# When is the next show?



## Jerseyzuks (Dec 6, 2008)

Anything in the Southeastern PA, NJ, DE, MD area coming up soon?


----------



## Walker (Dec 12, 2008)

Hamburg PA Reptile Show is coming up in February. They ususally have one there every other month. Not to sure of the exact date right now. Anyone Know? I think its later in the month. Not sure of shows in NJ, DE, or MD though.
-Walker


----------



## Dragas (Sep 4, 2008)

http://www.centralpareptileexpo.com/


----------



## Adven2er (Aug 17, 2008)

Northwestern Berks Reptile Show & Sale


----------



## ggazonas (May 11, 2008)

the whiteplains NY show is January 25


----------



## Philsuma (Jul 18, 2006)

Use this Herp website to find all animal / Herp shows nationwide.....until I get my site up, which will be a whole lot better......muhaha

kingsnake.com - the information portal for reptile and amphibian hobbyists.


----------



## Ed (Sep 19, 2004)

The next one that I think is closest to you is Jan 10th at the All Maryland Reptile Show 
Maryland Reptile Farm - Shows 

I probably won't make that one. 

Ed


----------



## Jerseyzuks (Dec 6, 2008)

Ed said:


> The next one that I think is closest to you is Jan 10th at the All Maryland Reptile Show
> Maryland Reptile Farm - Shows
> 
> I probably won't make that one.
> ...


How is that show?

Years ago (probably about 10-12 years ago) I went to that show a few times, but IIRC it was pretty small. Has it grown over the years?


----------



## Philsuma (Jul 18, 2006)

Jerseyzuks said:


> How is that show?
> 
> Years ago (probably about 10-12 years ago) I went to that show a few times, but IIRC it was pretty small. Has it grown over the years?


Nice building...plenty of vendor space...clean....no crowds....

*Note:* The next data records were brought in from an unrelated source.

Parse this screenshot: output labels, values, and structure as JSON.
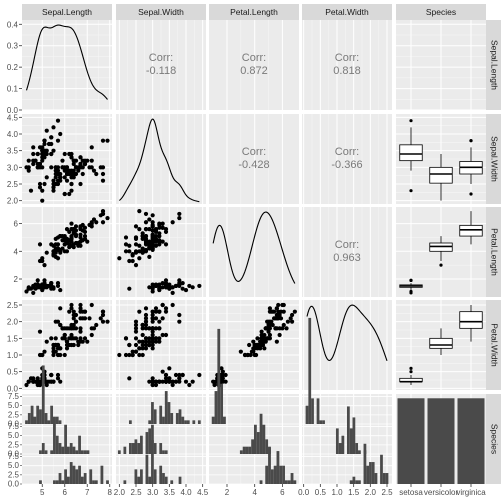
{
  "chart_data": {
    "type": "scatterplot-matrix",
    "columns": [
      "Sepal.Length",
      "Sepal.Width",
      "Petal.Length",
      "Petal.Width",
      "Species"
    ],
    "species_levels": [
      "setosa",
      "versicolor",
      "virginica"
    ],
    "species_tick_labels": [
      "setosa",
      "versicolor",
      "virginica"
    ],
    "correlation_label": "Corr:",
    "correlations": [
      {
        "row": 0,
        "col": 1,
        "value": "-0.118"
      },
      {
        "row": 0,
        "col": 2,
        "value": "0.872"
      },
      {
        "row": 0,
        "col": 3,
        "value": "0.818"
      },
      {
        "row": 1,
        "col": 2,
        "value": "-0.428"
      },
      {
        "row": 1,
        "col": 3,
        "value": "-0.366"
      },
      {
        "row": 2,
        "col": 3,
        "value": "0.963"
      }
    ],
    "x_axes": {
      "Sepal.Length": {
        "range": [
          4.1,
          8.1
        ],
        "ticks": [
          5,
          6,
          7,
          8
        ]
      },
      "Sepal.Width": {
        "range": [
          1.9,
          4.6
        ],
        "ticks": [
          2.0,
          2.5,
          3.0,
          3.5,
          4.0,
          4.5
        ],
        "tick_labels": [
          "2.0",
          "2.5",
          "3.0",
          "3.5",
          "4.0",
          "4.5"
        ]
      },
      "Petal.Length": {
        "range": [
          0.7,
          7.2
        ],
        "ticks": [
          2,
          4,
          6
        ]
      },
      "Petal.Width": {
        "range": [
          -0.05,
          2.65
        ],
        "ticks": [
          0.0,
          0.5,
          1.0,
          1.5,
          2.0,
          2.5
        ],
        "tick_labels": [
          "0.0",
          "0.5",
          "1.0",
          "1.5",
          "2.0",
          "2.5"
        ]
      }
    },
    "y_axes": {
      "Sepal.Length": {
        "range": [
          0,
          0.42
        ],
        "ticks": [
          0.0,
          0.1,
          0.2,
          0.3,
          0.4
        ],
        "tick_labels": [
          "0.0",
          "0.1",
          "0.2",
          "0.3",
          "0.4"
        ]
      },
      "Sepal.Width": {
        "range": [
          1.9,
          4.6
        ],
        "ticks": [
          2.0,
          2.5,
          3.0,
          3.5,
          4.0,
          4.5
        ],
        "tick_labels": [
          "2.0",
          "2.5",
          "3.0",
          "3.5",
          "4.0",
          "4.5"
        ]
      },
      "Petal.Length": {
        "range": [
          0.7,
          7.2
        ],
        "ticks": [
          2,
          4,
          6
        ]
      },
      "Petal.Width": {
        "range": [
          -0.05,
          2.65
        ],
        "ticks": [
          0.0,
          0.5,
          1.0,
          1.5,
          2.0,
          2.5
        ],
        "tick_labels": [
          "0.0",
          "0.5",
          "1.0",
          "1.5",
          "2.0",
          "2.5"
        ]
      },
      "Species": {
        "range": [
          0,
          8.2
        ],
        "ticks": [
          0.0,
          2.5,
          5.0,
          7.5
        ],
        "tick_labels": [
          "0.0",
          "2.5",
          "5.0",
          "7.5"
        ]
      }
    },
    "data": {
      "sepal_length": [
        5.1,
        4.9,
        4.7,
        4.6,
        5.0,
        5.4,
        4.6,
        5.0,
        4.4,
        4.9,
        5.4,
        4.8,
        4.8,
        4.3,
        5.8,
        5.7,
        5.4,
        5.1,
        5.7,
        5.1,
        5.4,
        5.1,
        4.6,
        5.1,
        4.8,
        5.0,
        5.0,
        5.2,
        5.2,
        4.7,
        4.8,
        5.4,
        5.2,
        5.5,
        4.9,
        5.0,
        5.5,
        4.9,
        4.4,
        5.1,
        5.0,
        4.5,
        4.4,
        5.0,
        5.1,
        4.8,
        5.1,
        4.6,
        5.3,
        5.0,
        7.0,
        6.4,
        6.9,
        5.5,
        6.5,
        5.7,
        6.3,
        4.9,
        6.6,
        5.2,
        5.0,
        5.9,
        6.0,
        6.1,
        5.6,
        6.7,
        5.6,
        5.8,
        6.2,
        5.6,
        5.9,
        6.1,
        6.3,
        6.1,
        6.4,
        6.6,
        6.8,
        6.7,
        6.0,
        5.7,
        5.5,
        5.5,
        5.8,
        6.0,
        5.4,
        6.0,
        6.7,
        6.3,
        5.6,
        5.5,
        5.5,
        6.1,
        5.8,
        5.0,
        5.6,
        5.7,
        5.7,
        6.2,
        5.1,
        5.7,
        6.3,
        5.8,
        7.1,
        6.3,
        6.5,
        7.6,
        4.9,
        7.3,
        6.7,
        7.2,
        6.5,
        6.4,
        6.8,
        5.7,
        5.8,
        6.4,
        6.5,
        7.7,
        7.7,
        6.0,
        6.9,
        5.6,
        7.7,
        6.3,
        6.7,
        7.2,
        6.2,
        6.1,
        6.4,
        7.2,
        7.4,
        7.9,
        6.4,
        6.3,
        6.1,
        7.7,
        6.3,
        6.4,
        6.0,
        6.9,
        6.7,
        6.9,
        5.8,
        6.8,
        6.7,
        6.7,
        6.3,
        6.5,
        6.2,
        5.9
      ],
      "sepal_width": [
        3.5,
        3.0,
        3.2,
        3.1,
        3.6,
        3.9,
        3.4,
        3.4,
        2.9,
        3.1,
        3.7,
        3.4,
        3.0,
        3.0,
        4.0,
        4.4,
        3.9,
        3.5,
        3.8,
        3.8,
        3.4,
        3.7,
        3.6,
        3.3,
        3.4,
        3.0,
        3.4,
        3.5,
        3.4,
        3.2,
        3.1,
        3.4,
        4.1,
        4.2,
        3.1,
        3.2,
        3.5,
        3.6,
        3.0,
        3.4,
        3.5,
        2.3,
        3.2,
        3.5,
        3.8,
        3.0,
        3.8,
        3.2,
        3.7,
        3.3,
        3.2,
        3.2,
        3.1,
        2.3,
        2.8,
        2.8,
        3.3,
        2.4,
        2.9,
        2.7,
        2.0,
        3.0,
        2.2,
        2.9,
        2.9,
        3.1,
        3.0,
        2.7,
        2.2,
        2.5,
        3.2,
        2.8,
        2.5,
        2.8,
        2.9,
        3.0,
        2.8,
        3.0,
        2.9,
        2.6,
        2.4,
        2.4,
        2.7,
        2.7,
        3.0,
        3.4,
        3.1,
        2.3,
        3.0,
        2.5,
        2.6,
        3.0,
        2.6,
        2.3,
        2.7,
        3.0,
        2.9,
        2.9,
        2.5,
        2.8,
        3.3,
        2.7,
        3.0,
        2.9,
        3.0,
        3.0,
        2.5,
        2.9,
        2.5,
        3.6,
        3.2,
        2.7,
        3.0,
        2.5,
        2.8,
        3.2,
        3.0,
        3.8,
        2.6,
        2.2,
        3.2,
        2.8,
        2.8,
        2.7,
        3.3,
        3.2,
        2.8,
        3.0,
        2.8,
        3.0,
        2.8,
        3.8,
        2.8,
        2.8,
        2.6,
        3.0,
        3.4,
        3.1,
        3.0,
        3.1,
        3.1,
        3.1,
        2.7,
        3.2,
        3.3,
        3.0,
        2.5,
        3.0,
        3.4,
        3.0
      ],
      "petal_length": [
        1.4,
        1.4,
        1.3,
        1.5,
        1.4,
        1.7,
        1.4,
        1.5,
        1.4,
        1.5,
        1.5,
        1.6,
        1.4,
        1.1,
        1.2,
        1.5,
        1.3,
        1.4,
        1.7,
        1.5,
        1.7,
        1.5,
        1.0,
        1.7,
        1.9,
        1.6,
        1.6,
        1.5,
        1.4,
        1.6,
        1.6,
        1.5,
        1.5,
        1.4,
        1.5,
        1.2,
        1.3,
        1.4,
        1.3,
        1.5,
        1.3,
        1.3,
        1.3,
        1.6,
        1.9,
        1.4,
        1.6,
        1.4,
        1.5,
        1.4,
        4.7,
        4.5,
        4.9,
        4.0,
        4.6,
        4.5,
        4.7,
        3.3,
        4.6,
        3.9,
        3.5,
        4.2,
        4.0,
        4.7,
        3.6,
        4.4,
        4.5,
        4.1,
        4.5,
        3.9,
        4.8,
        4.0,
        4.9,
        4.7,
        4.3,
        4.4,
        4.8,
        5.0,
        4.5,
        3.5,
        3.8,
        3.7,
        3.9,
        5.1,
        4.5,
        4.5,
        4.7,
        4.4,
        4.1,
        4.0,
        4.4,
        4.6,
        4.0,
        3.3,
        4.2,
        4.2,
        4.2,
        4.3,
        3.0,
        4.1,
        6.0,
        5.1,
        5.9,
        5.6,
        5.8,
        6.6,
        4.5,
        6.3,
        5.8,
        6.1,
        5.1,
        5.3,
        5.5,
        5.0,
        5.1,
        5.3,
        5.5,
        6.7,
        6.9,
        5.0,
        5.7,
        4.9,
        6.7,
        4.9,
        5.7,
        6.0,
        4.8,
        4.9,
        5.6,
        5.8,
        6.1,
        6.4,
        5.6,
        5.1,
        5.6,
        6.1,
        5.6,
        5.5,
        4.8,
        5.4,
        5.6,
        5.1,
        5.1,
        5.9,
        5.7,
        5.2,
        5.0,
        5.2,
        5.4,
        5.1
      ],
      "petal_width": [
        0.2,
        0.2,
        0.2,
        0.2,
        0.2,
        0.4,
        0.3,
        0.2,
        0.2,
        0.1,
        0.2,
        0.2,
        0.1,
        0.1,
        0.2,
        0.4,
        0.4,
        0.3,
        0.3,
        0.3,
        0.2,
        0.4,
        0.2,
        0.5,
        0.2,
        0.2,
        0.4,
        0.2,
        0.2,
        0.2,
        0.2,
        0.4,
        0.1,
        0.2,
        0.2,
        0.2,
        0.2,
        0.1,
        0.2,
        0.2,
        0.3,
        0.3,
        0.2,
        0.6,
        0.4,
        0.3,
        0.2,
        0.2,
        0.2,
        0.2,
        1.4,
        1.5,
        1.5,
        1.3,
        1.5,
        1.3,
        1.6,
        1.0,
        1.3,
        1.4,
        1.0,
        1.5,
        1.0,
        1.4,
        1.3,
        1.4,
        1.5,
        1.0,
        1.5,
        1.1,
        1.8,
        1.3,
        1.5,
        1.2,
        1.3,
        1.4,
        1.4,
        1.7,
        1.5,
        1.0,
        1.1,
        1.0,
        1.2,
        1.6,
        1.5,
        1.6,
        1.5,
        1.3,
        1.3,
        1.3,
        1.2,
        1.4,
        1.2,
        1.0,
        1.3,
        1.2,
        1.3,
        1.3,
        1.1,
        1.3,
        2.5,
        1.9,
        2.1,
        1.8,
        2.2,
        2.1,
        1.7,
        1.8,
        1.8,
        2.5,
        2.0,
        1.9,
        2.1,
        2.0,
        2.4,
        2.3,
        1.8,
        2.2,
        2.3,
        1.5,
        2.3,
        2.0,
        2.0,
        1.8,
        2.1,
        1.8,
        1.8,
        1.8,
        2.1,
        1.6,
        1.9,
        2.0,
        2.2,
        1.5,
        1.4,
        2.3,
        2.4,
        1.8,
        1.8,
        2.1,
        2.4,
        2.3,
        1.9,
        2.3,
        2.5,
        2.3,
        1.9,
        2.0,
        2.3,
        1.8
      ]
    }
  }
}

Now for the bad news.....only @ 25 vendors, 2 of which sell PDF. BUT Mike Shrom usually goes and has many cool Newts and feeder insects.

Small show only of value to those within a 50 mile radius....IMHO

Hamburg is still king of the East coast shows for darts and just about every other herp catagory.


----------



## Ed (Sep 19, 2004)

There are typically only a couple of real dart frog breeder vendors there but occasionally other items pop up at some of the tables (for example Reptile Kingdom had the terriblis at the last show). Its a much better show to meet up and chat with people since it is much less crowded than Hamburg as there is a lot more room and you don't create log jams midflow when you meet with someone. 

I'll probably be at the next Hamburg show as I need to get some more feeder rodents and I need to go to Zerns (About Zerns) for some supplies. 

Ed


----------



## yours (Nov 11, 2007)

I think the M.A.R.S. show in Maryland(september) really kicked butt too as well and is JUST as comparable, scale-wise as Hamburg's show...........I just wish it happened more often! Everyone and anyone is at that show though! 

The best thing at the last All Maryland show was RANDY, and the darts i got from him....seeing those blue dwarf geckos.....and ED's laugh!! haha


----------



## Philsuma (Jul 18, 2006)

yours said:


> I think the M.A.R.S. show in Maryland(september) really kicked butt too as well and is JUST as comparable, scale-wise as Hamburg's show


The MARS show is definately a very good frog show but it only comes once or twice a year.

Trying to compare it to Hamburg is like trying to compare apples and oranges.

Hamburg has HOTS or HOTZ if your into TEXTING, those cool illegal and morally reprehensable 4 inch baby turtles and lots more reptiles.

MARS is a little more "responsible"....Eco-friendly even!

Hamburg is a little more "back alley, what ya got in the bag"? type of show.

Both are cool


----------



## Walker (Dec 12, 2008)

Totally concur with the "Back Alley" description of Hamburg. You really see some sights and I'm not talkin' about the animals. Just the same a cool show. Overall not a lot of pfs's. Black jungle is sometimes there but not often.


----------



## Adven2er (Aug 17, 2008)

Ed said:


> I'll probably be at the next Hamburg show as I need to get some more feeder rodents and I need to go to Zerns (About Zerns) for some supplies.
> 
> Ed


I've been to Zern's many times. The crowds there are sometimes just like what you see at Hamburg. There is a tavern at the entrance were I was a bartender for about 4 years back in the 80's. Good times.


----------



## yours (Nov 11, 2007)

The M.A.R.S. show is all CAPTIVE BRED as well...which is pretty cool 

But yes, I really did enjoy seeing all of the turtles, they were really neat!


----------